Paper -b: Although editing any medieval text comes with many challenges, some of the editing problems confronted in editing The Descent into Hell are not typical. The aims of this paper are to discuss the various problems in editing The Descent into Hell, the approaches and methods taken to reach practical solutions, and to feature the fact that the poet did not seem to subscribe to a generic or traditional approach in dealing with the poem’s theme. While shedding light on the poem’s perplexing language, peculiar narrative and curious message, I also intend to highlight the benefits of using multi-media on damaged manuscripts, such as the one containing The Descent into Hell.
Paper -c: This paper will provide a demonstration and explanation of the search engine that we have developed for the online edition of the Manipulus florum (www.manipulusflorum.com).

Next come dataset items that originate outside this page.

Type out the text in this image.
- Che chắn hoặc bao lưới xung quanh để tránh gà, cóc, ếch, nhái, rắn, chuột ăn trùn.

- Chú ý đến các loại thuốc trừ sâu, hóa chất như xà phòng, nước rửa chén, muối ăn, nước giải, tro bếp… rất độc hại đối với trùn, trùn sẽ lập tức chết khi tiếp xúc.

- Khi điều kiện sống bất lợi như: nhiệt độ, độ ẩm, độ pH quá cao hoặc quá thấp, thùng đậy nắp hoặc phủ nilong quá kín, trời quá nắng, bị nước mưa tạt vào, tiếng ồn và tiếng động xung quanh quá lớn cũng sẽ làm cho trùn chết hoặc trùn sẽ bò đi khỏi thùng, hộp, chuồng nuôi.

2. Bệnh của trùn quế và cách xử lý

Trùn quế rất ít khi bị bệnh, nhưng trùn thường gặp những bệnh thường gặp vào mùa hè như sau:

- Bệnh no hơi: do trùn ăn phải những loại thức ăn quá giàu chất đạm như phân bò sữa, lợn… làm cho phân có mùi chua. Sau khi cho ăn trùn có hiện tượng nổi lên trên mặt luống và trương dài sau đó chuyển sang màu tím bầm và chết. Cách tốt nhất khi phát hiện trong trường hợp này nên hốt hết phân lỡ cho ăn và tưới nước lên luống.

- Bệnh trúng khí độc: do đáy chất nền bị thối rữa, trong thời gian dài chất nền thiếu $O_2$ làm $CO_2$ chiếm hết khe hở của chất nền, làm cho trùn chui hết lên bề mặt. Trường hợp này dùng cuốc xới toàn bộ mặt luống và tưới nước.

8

Unlike other search engines which allow searches of only a single word or short string of words, the Intertextuality Search Engine will allow users to upload entire texts – a sermon, tract, literary work – in order to generate an intertextuality report, primarily in order to identify and analyze texts that were composed by users of the Manipulus, a very influential Latin florilegium that was created at Paris in 1306.